Job Responsibilities

Desired Skills and Experience

  • Drive and support DomainTools infrastructure from design to deployment.
  • Analyze infrastructure to plan and scale for massive growth and high performance.
  • Build automation, tooling, and platforms to enable reliability, efficiency, and scalability.
  • Develop and implement evidence-based metrics to evaluate reliability and performance of systems and services.
  • Provide design, architecture, and implementation guidance and support through technical leadership.
  • Establish best practices and grow Site Reliability Engineering at DomainTools.
  • Work with operations to provide 2nd-tier on-call support.

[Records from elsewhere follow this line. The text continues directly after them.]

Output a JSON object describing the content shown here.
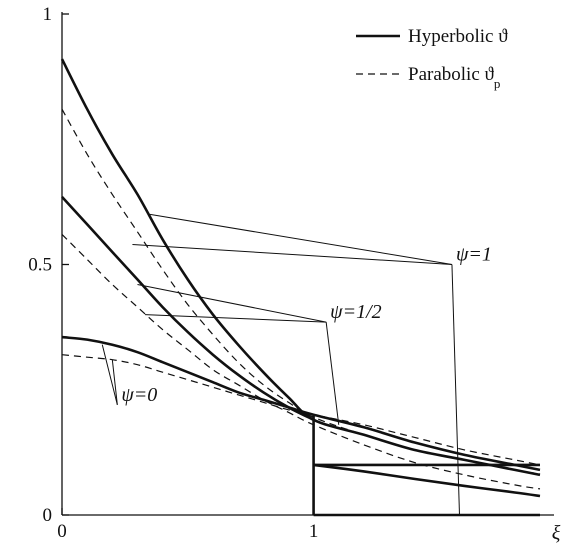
{
  "chart_data": {
    "type": "line",
    "title": "",
    "xlabel": "ξ",
    "ylabel": "",
    "xlim": [
      0,
      1.9
    ],
    "ylim": [
      0,
      1
    ],
    "x_ticks": [
      {
        "value": 0,
        "label": "0"
      },
      {
        "value": 1,
        "label": "1"
      }
    ],
    "y_ticks": [
      {
        "value": 0,
        "label": "0"
      },
      {
        "value": 0.5,
        "label": "0.5"
      },
      {
        "value": 1,
        "label": "1"
      }
    ],
    "grid": false,
    "legend": {
      "placement": "top-right",
      "entries": [
        {
          "key": "hyperbolic",
          "style": "solid",
          "label": "Hyperbolic ϑ"
        },
        {
          "key": "parabolic",
          "style": "dashed",
          "label": "Parabolic ϑ",
          "subscript": "p"
        }
      ]
    },
    "series": [
      {
        "psi": "1",
        "style": "solid",
        "points": [
          [
            0,
            0.91
          ],
          [
            0.1,
            0.81
          ],
          [
            0.2,
            0.72
          ],
          [
            0.3,
            0.64
          ],
          [
            0.4,
            0.55
          ],
          [
            0.5,
            0.47
          ],
          [
            0.6,
            0.4
          ],
          [
            0.7,
            0.34
          ],
          [
            0.8,
            0.285
          ],
          [
            0.9,
            0.235
          ],
          [
            1.0,
            0.19
          ],
          [
            1.2,
            0.16
          ],
          [
            1.4,
            0.13
          ],
          [
            1.6,
            0.11
          ],
          [
            1.8,
            0.09
          ],
          [
            1.9,
            0.08
          ]
        ]
      },
      {
        "psi": "1",
        "style": "dashed",
        "points": [
          [
            0,
            0.81
          ],
          [
            0.1,
            0.72
          ],
          [
            0.2,
            0.64
          ],
          [
            0.3,
            0.565
          ],
          [
            0.4,
            0.49
          ],
          [
            0.5,
            0.42
          ],
          [
            0.6,
            0.36
          ],
          [
            0.7,
            0.305
          ],
          [
            0.8,
            0.26
          ],
          [
            0.9,
            0.225
          ],
          [
            1.0,
            0.195
          ],
          [
            1.2,
            0.16
          ],
          [
            1.4,
            0.13
          ],
          [
            1.6,
            0.11
          ],
          [
            1.8,
            0.09
          ],
          [
            1.9,
            0.082
          ]
        ]
      },
      {
        "psi": "1/2",
        "style": "solid",
        "points": [
          [
            0,
            0.635
          ],
          [
            0.1,
            0.58
          ],
          [
            0.2,
            0.525
          ],
          [
            0.3,
            0.47
          ],
          [
            0.4,
            0.415
          ],
          [
            0.5,
            0.365
          ],
          [
            0.6,
            0.32
          ],
          [
            0.7,
            0.28
          ],
          [
            0.8,
            0.245
          ],
          [
            0.9,
            0.215
          ],
          [
            1.0,
            0.19
          ],
          [
            1.0,
            0.1
          ],
          [
            1.2,
            0.087
          ],
          [
            1.4,
            0.072
          ],
          [
            1.6,
            0.058
          ],
          [
            1.8,
            0.045
          ],
          [
            1.9,
            0.038
          ]
        ]
      },
      {
        "psi": "1/2",
        "style": "dashed",
        "points": [
          [
            0,
            0.56
          ],
          [
            0.1,
            0.51
          ],
          [
            0.2,
            0.46
          ],
          [
            0.3,
            0.415
          ],
          [
            0.4,
            0.37
          ],
          [
            0.5,
            0.33
          ],
          [
            0.6,
            0.29
          ],
          [
            0.7,
            0.26
          ],
          [
            0.8,
            0.23
          ],
          [
            0.9,
            0.205
          ],
          [
            1.0,
            0.18
          ],
          [
            1.2,
            0.14
          ],
          [
            1.4,
            0.105
          ],
          [
            1.6,
            0.08
          ],
          [
            1.8,
            0.06
          ],
          [
            1.9,
            0.052
          ]
        ]
      },
      {
        "psi": "0",
        "style": "solid",
        "points": [
          [
            0,
            0.355
          ],
          [
            0.1,
            0.35
          ],
          [
            0.2,
            0.34
          ],
          [
            0.3,
            0.325
          ],
          [
            0.4,
            0.305
          ],
          [
            0.5,
            0.285
          ],
          [
            0.6,
            0.265
          ],
          [
            0.7,
            0.245
          ],
          [
            0.8,
            0.23
          ],
          [
            0.9,
            0.215
          ],
          [
            1.0,
            0.2
          ],
          [
            1.2,
            0.175
          ],
          [
            1.4,
            0.145
          ],
          [
            1.6,
            0.12
          ],
          [
            1.8,
            0.1
          ],
          [
            1.9,
            0.09
          ]
        ]
      },
      {
        "psi": "0",
        "style": "dashed",
        "points": [
          [
            0,
            0.32
          ],
          [
            0.1,
            0.315
          ],
          [
            0.2,
            0.31
          ],
          [
            0.3,
            0.3
          ],
          [
            0.4,
            0.285
          ],
          [
            0.5,
            0.27
          ],
          [
            0.6,
            0.255
          ],
          [
            0.7,
            0.24
          ],
          [
            0.8,
            0.225
          ],
          [
            0.9,
            0.21
          ],
          [
            1.0,
            0.2
          ],
          [
            1.2,
            0.18
          ],
          [
            1.4,
            0.155
          ],
          [
            1.6,
            0.13
          ],
          [
            1.8,
            0.11
          ],
          [
            1.9,
            0.1
          ]
        ]
      },
      {
        "psi": "0",
        "style": "solid",
        "points": [
          [
            1.0,
            0
          ],
          [
            1.9,
            0
          ]
        ]
      }
    ],
    "fronts": [
      {
        "style": "solid",
        "points": [
          [
            1.0,
            0.2
          ],
          [
            1.0,
            0
          ]
        ]
      },
      {
        "style": "solid",
        "points": [
          [
            1.0,
            0.1
          ],
          [
            1.9,
            0.1
          ]
        ]
      }
    ],
    "annotations": [
      {
        "text": "ψ=1",
        "label_at": [
          1.55,
          0.5
        ],
        "leaders_to": [
          [
            0.35,
            0.6
          ],
          [
            0.28,
            0.54
          ],
          [
            1.58,
            0.0
          ]
        ]
      },
      {
        "text": "ψ=1/2",
        "label_at": [
          1.05,
          0.385
        ],
        "leaders_to": [
          [
            0.3,
            0.46
          ],
          [
            0.33,
            0.4
          ],
          [
            1.1,
            0.18
          ]
        ]
      },
      {
        "text": "ψ=0",
        "label_at": [
          0.22,
          0.22
        ],
        "leaders_to": [
          [
            0.16,
            0.34
          ],
          [
            0.2,
            0.31
          ]
        ]
      }
    ]
  }
}
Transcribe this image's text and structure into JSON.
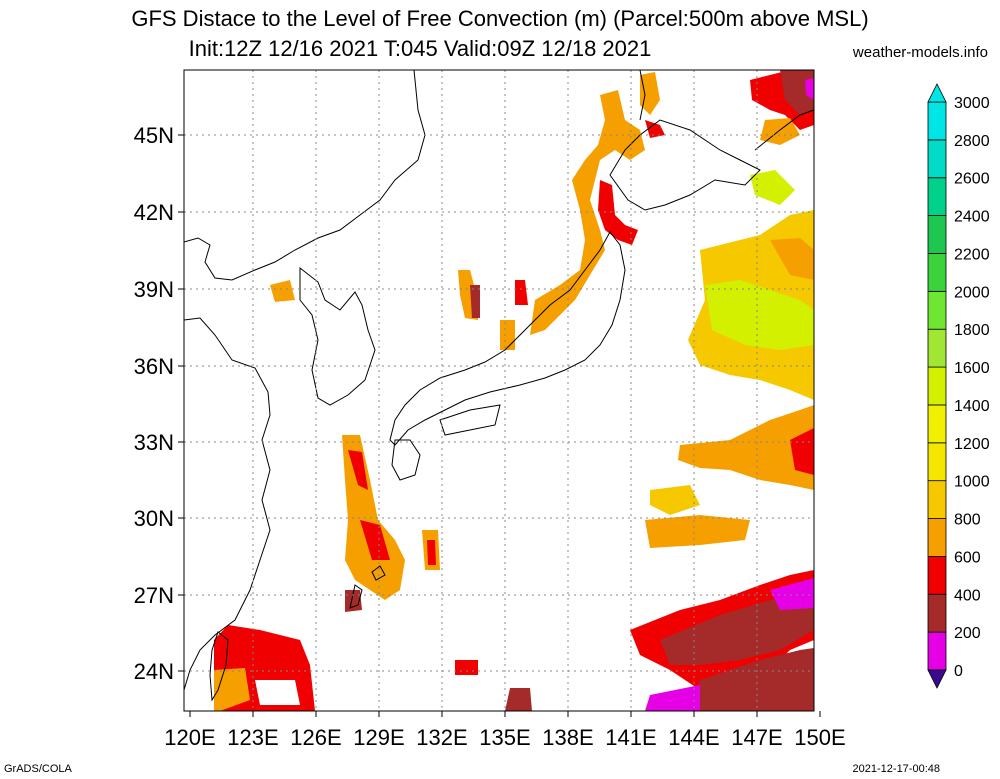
{
  "title_line1": "GFS Distace to the Level of Free Convection (m) (Parcel:500m above MSL)",
  "title_line2": "Init:12Z 12/16 2021 T:045 Valid:09Z 12/18 2021",
  "site": "weather-models.info",
  "credit_left": "GrADS/COLA",
  "credit_right": "2021-12-17-00:48",
  "lat_labels": [
    "45N",
    "42N",
    "39N",
    "36N",
    "33N",
    "30N",
    "27N",
    "24N"
  ],
  "lon_labels": [
    "120E",
    "123E",
    "126E",
    "129E",
    "132E",
    "135E",
    "138E",
    "141E",
    "144E",
    "147E",
    "150E"
  ],
  "colorbar": {
    "labels": [
      "0",
      "200",
      "400",
      "600",
      "800",
      "1000",
      "1200",
      "1400",
      "1600",
      "1800",
      "2000",
      "2200",
      "2400",
      "2600",
      "2800",
      "3000"
    ],
    "colors": [
      "#3b0a8c",
      "#e600e6",
      "#a52a2a",
      "#f00000",
      "#f5a000",
      "#f5c800",
      "#f5e600",
      "#f0f000",
      "#d2f000",
      "#a0e632",
      "#6ee632",
      "#3cd23c",
      "#1ec850",
      "#00d28c",
      "#00dcc8",
      "#00e6e6"
    ]
  }
}
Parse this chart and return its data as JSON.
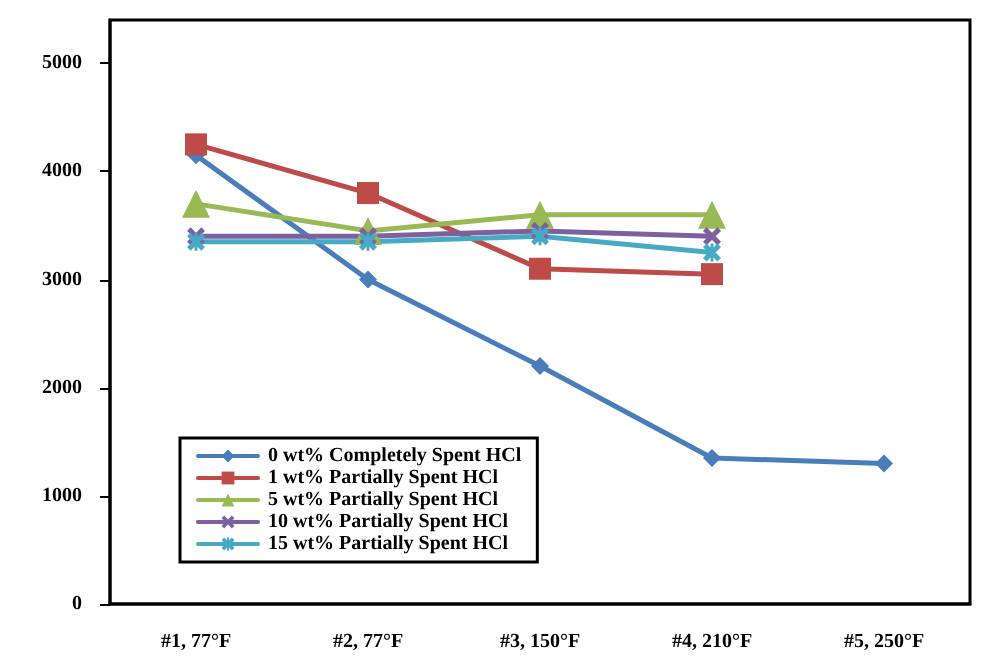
{
  "chart_data": {
    "type": "line",
    "categories": [
      "#1, 77°F",
      "#2, 77°F",
      "#3, 150°F",
      "#4, 210°F",
      "#5, 250°F"
    ],
    "series": [
      {
        "name": "0 wt% Completely Spent HCl",
        "color": "#4a7ebb",
        "marker": "diamond",
        "values": [
          4150,
          3000,
          2200,
          1350,
          1300
        ]
      },
      {
        "name": "1 wt% Partially Spent HCl",
        "color": "#be4b48",
        "marker": "square",
        "values": [
          4250,
          3800,
          3100,
          3050,
          null
        ]
      },
      {
        "name": "5 wt% Partially Spent HCl",
        "color": "#98b954",
        "marker": "triangle",
        "values": [
          3700,
          3450,
          3600,
          3600,
          null
        ]
      },
      {
        "name": "10 wt% Partially Spent HCl",
        "color": "#7d60a0",
        "marker": "cross",
        "values": [
          3400,
          3400,
          3450,
          3400,
          null
        ]
      },
      {
        "name": "15 wt% Partially Spent HCl",
        "color": "#46aac5",
        "marker": "cross",
        "values": [
          3350,
          3350,
          3400,
          3250,
          null
        ]
      }
    ],
    "ylim": [
      0,
      5400
    ],
    "yticks": [
      0,
      1000,
      2000,
      3000,
      4000,
      5000
    ],
    "grid": false,
    "legend": "bottom left",
    "line_style": "solid"
  }
}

  • Deep software engineering experience: 5+ years.
  • Deep operational or systems engineering experience: 5+ years.
  • Expert in distributed systems, architecture, design, algorithms, and/or data structures.
  • Expert in large-scale data stores such as QFS, Cassandra, and MySQL.
  • Experience with operations and development in a Linux/Unix environment.
  • Independent, self motivated, proactive approach to the prevention and resolution of problems.
  • Positive attitude with strong attention to detail and a desire to produce high-quality results.
  • Bachelor’s degree or higher in Computer Engineering or related field.
  • Experience with distributed computing systems like Hadoop.
  • Experience with microservices and/or lambda architecture.​
  • Passion for building reliable and easy to use services, APIs, and tools.
  • Bash, Python, Java/Scala, C, or R development experience.
  • History of working effectively in a small-team environment.